The Vitals: the spot: Juniper 2400 E Cesar Chavez St UNIT 304, Austin, TX 78702 the eats: Egg Custard(off the tasting menu) the bucks: $$$$ the full nelson: A dish one might expect at The French Laundry 

This is as close as I've ever come to eating at the acclaimed The French Laundry in Yountville — and that is high praise.
Silky, restrained, and technically perfect, this egg custard was a reminder that greatness often whispers. Like so many dishes off the tasting menu at Juniper, days of work go into crafting dishes that seem to fade away in seconds off the plate but stay in one's memory for a lifetime.

Best Bites 2025 David Doughies Pastrami Bagel

The Vitals: the spot: David Doughies 2427 Webberville Rd, Austin, TX 78702 the eats: Artisanal Bagels the bucks: $-$$ the full nelson: a bagel to make an NYer jealous

A three-day bagel process will do that. The housemade pastrami lox is excellent, but it’s the bagel itself — chewy, structured, deeply flavorful — that steals the show. When the bread makes the protein take a back seat, you’re dealing with something special.

Best Bites 2025 Le Calamar Chicken Wing

The Vitals: the spot: Le Calamar 1600 S 1st St Suite 100, Austin, TX 78704 the eats: Chicken Wing inspired by one of the most revered living chefs today, Gnocchi, Snapper Ceviche, Mutton Snapper in Salsa Matcha the bucks: $$$ the full nelson: the fanciest chicken wing God could have imagined.

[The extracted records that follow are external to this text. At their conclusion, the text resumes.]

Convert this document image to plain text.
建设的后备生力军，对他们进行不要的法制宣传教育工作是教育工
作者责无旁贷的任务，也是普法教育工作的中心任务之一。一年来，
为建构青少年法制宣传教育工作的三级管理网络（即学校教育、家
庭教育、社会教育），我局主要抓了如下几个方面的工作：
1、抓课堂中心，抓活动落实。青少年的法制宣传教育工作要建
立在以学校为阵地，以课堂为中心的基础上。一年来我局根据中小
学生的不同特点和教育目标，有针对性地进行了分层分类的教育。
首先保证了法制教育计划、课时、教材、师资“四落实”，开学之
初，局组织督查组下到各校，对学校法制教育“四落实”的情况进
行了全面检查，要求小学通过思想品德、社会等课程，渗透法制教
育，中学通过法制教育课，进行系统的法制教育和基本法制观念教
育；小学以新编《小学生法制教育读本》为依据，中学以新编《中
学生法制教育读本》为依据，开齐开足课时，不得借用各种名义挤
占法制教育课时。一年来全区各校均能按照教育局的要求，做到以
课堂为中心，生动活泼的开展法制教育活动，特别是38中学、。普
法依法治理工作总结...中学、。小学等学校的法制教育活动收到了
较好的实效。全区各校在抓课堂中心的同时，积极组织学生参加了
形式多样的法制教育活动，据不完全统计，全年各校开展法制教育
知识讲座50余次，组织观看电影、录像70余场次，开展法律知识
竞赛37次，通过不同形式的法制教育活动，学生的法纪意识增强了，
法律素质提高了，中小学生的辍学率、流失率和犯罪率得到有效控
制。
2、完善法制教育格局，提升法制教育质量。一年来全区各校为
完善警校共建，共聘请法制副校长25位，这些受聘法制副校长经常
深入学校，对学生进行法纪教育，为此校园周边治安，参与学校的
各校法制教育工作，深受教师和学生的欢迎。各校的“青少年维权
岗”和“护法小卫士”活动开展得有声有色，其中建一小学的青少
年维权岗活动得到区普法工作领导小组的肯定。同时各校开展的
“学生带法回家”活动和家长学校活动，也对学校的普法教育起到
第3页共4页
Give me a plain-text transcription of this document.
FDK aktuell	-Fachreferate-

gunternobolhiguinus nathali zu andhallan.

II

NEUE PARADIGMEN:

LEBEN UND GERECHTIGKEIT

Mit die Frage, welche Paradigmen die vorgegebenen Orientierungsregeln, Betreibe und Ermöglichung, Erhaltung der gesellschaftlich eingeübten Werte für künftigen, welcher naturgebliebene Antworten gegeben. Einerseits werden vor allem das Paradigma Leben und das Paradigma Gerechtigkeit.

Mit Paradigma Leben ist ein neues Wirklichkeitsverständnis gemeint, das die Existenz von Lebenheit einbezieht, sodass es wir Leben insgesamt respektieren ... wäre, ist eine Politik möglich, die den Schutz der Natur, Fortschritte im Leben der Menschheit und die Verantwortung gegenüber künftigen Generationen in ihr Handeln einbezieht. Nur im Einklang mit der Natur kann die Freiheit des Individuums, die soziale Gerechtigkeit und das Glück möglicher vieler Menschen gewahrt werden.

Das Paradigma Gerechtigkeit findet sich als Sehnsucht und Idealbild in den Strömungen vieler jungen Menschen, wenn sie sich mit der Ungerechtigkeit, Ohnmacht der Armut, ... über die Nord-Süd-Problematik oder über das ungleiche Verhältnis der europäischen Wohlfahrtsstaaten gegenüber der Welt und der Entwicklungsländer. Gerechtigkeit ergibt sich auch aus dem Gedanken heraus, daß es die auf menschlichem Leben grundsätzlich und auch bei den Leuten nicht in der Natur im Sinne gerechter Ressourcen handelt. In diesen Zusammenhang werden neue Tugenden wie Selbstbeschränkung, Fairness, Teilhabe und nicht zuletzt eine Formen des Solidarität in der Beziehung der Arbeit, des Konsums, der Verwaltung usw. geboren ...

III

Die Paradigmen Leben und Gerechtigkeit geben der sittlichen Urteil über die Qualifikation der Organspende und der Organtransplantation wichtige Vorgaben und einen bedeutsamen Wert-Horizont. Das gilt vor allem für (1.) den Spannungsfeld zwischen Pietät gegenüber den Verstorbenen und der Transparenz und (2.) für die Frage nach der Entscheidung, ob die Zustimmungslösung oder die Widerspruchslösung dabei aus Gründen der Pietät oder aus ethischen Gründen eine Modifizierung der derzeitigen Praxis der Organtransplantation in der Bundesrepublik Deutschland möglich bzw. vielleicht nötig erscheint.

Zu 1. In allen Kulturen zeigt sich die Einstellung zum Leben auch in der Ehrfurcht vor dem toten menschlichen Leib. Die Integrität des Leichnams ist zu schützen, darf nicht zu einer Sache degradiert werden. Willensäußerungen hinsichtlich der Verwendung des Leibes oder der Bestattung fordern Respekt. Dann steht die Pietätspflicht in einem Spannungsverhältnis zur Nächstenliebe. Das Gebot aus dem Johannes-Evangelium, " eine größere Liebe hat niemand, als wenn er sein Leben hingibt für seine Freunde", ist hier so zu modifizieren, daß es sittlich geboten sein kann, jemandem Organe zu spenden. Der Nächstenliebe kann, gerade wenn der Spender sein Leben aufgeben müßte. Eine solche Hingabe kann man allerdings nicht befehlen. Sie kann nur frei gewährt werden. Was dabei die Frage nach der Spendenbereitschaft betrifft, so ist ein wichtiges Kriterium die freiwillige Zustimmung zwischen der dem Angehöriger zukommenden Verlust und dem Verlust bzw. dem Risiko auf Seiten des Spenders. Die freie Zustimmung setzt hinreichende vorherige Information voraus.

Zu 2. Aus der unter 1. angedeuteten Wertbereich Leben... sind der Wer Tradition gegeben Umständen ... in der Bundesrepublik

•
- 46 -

This wing is based on Pierre Koffmann’s legendary trotter dish where a pig's foot is deboned, and stuffed with chicken, sweetbreads and morels — and yes, it’s as decadent as that sounds.

Chef Casey Wall takes his own spin with chicken wing instead of trotter, huitlacoche in place of morels and grills it over Japanese charcoal. At $8 a wing you don’t order a dozen. You commit to savoring each bite slowly. And once you do, you’ll understand why some dishes exist purely to haunt you. And possibly cause gout.

Best Bites 2025 Moto Pizza

The Vitals: the spot: Moto Pizza locations throughout Seattle, tested at T-Mobile stadium the eats: Root Pizza the bucks: $$ the full nelson: My fav version of Detroit style pizza to date

Moto proves that Detroit-style pizza isn’t a novelty — it’s a canvas. Creative riffs, bold toppings like dungeness crab, and a respect for the genre that shows how much room this style still has to grow. Seattle quietly became one of my favorite pizza cities this year because of places like this.

Oh and they even have an outpost at T-Mobile Park where the Seattle Mariners play. Huge upgrade from a hotdog swimming in water.

The Vitals: the spot: Top Roe 120 W 5th St, Austin, TX 78701 the eats: Matcha Pot De Creme the bucks: $$$ the full nelson: Proof that the matcha craze has merit 

I love Chocolate Pot De Creme, one of my all time fav desserts. It is a hard sell to steer me away from chocolate too. But Matcha makes a compelling exception.

Like chocolate, matcha offers bitter notes which is compelling in any sweet and fat ladened dessert. Matcha provides remarkable balance in a pot de creme and this dish exemplifies balance.

And I suppose caviar didn't hurt it much either. Though sprinkle of sea salt could have made a similar point too and for less $$$.

Best Bites 2025 Grand Hyatt Fukuoka Japan

The Vitals: the spot: Grand Hyatt Fukuoka  1 Chome-2-82 Sumiyoshi, Hakata Ward, Fukuoka, 812-0018, Japan the eats: Grand Club lounge the bucks: $$  the full nelson: best hotel food I have ever had and some of the best food of the trip

Imagine starting your breakfast ritual every morning with a bowl of sashimi over rice(Kaisen don) that featured impeccable fish and rice. And then you moved on to a breakfast buffet with silk scrambled eggs, artisanal breakfast sausages and delightfully rich sauces like mentaiko(sauce/dip made from fish roe) and a velvety green sauce that is a special of the hotel. Suddenly hotel dining doesn't seem like a cop out.

Though I only hit the cocktail and hors d'oveurs once, I will forever remember they had bottles of Japanese single malt scotch out for you to pour at will. Grand Hyatt Fukuoka's Grand Club Lounge will make you not want to explore Fukuoka Japan because the food and value are just that good.

Best Bites 2025 Hanwoo Beef

The Vitals: the spot: Hanwoo Beef Market experience from Airbnb  the eats: Korean BBQ featuring Hanwoo Beef aka the "Kobe beef of Korea the bucks: $$  the full nelson: The ultimate beef lover experience featuring Korean BBQ

The best beef I have ever had in my life was from Seoul Korea. And thanks to the exchange rate, it wasn't even that pricey. An AirBnB experience set us up along with fellow foodies from all over the world to experience a tour of this massive industrial food market. From there we went to a restaurant who cooks the beef you purchase from the market.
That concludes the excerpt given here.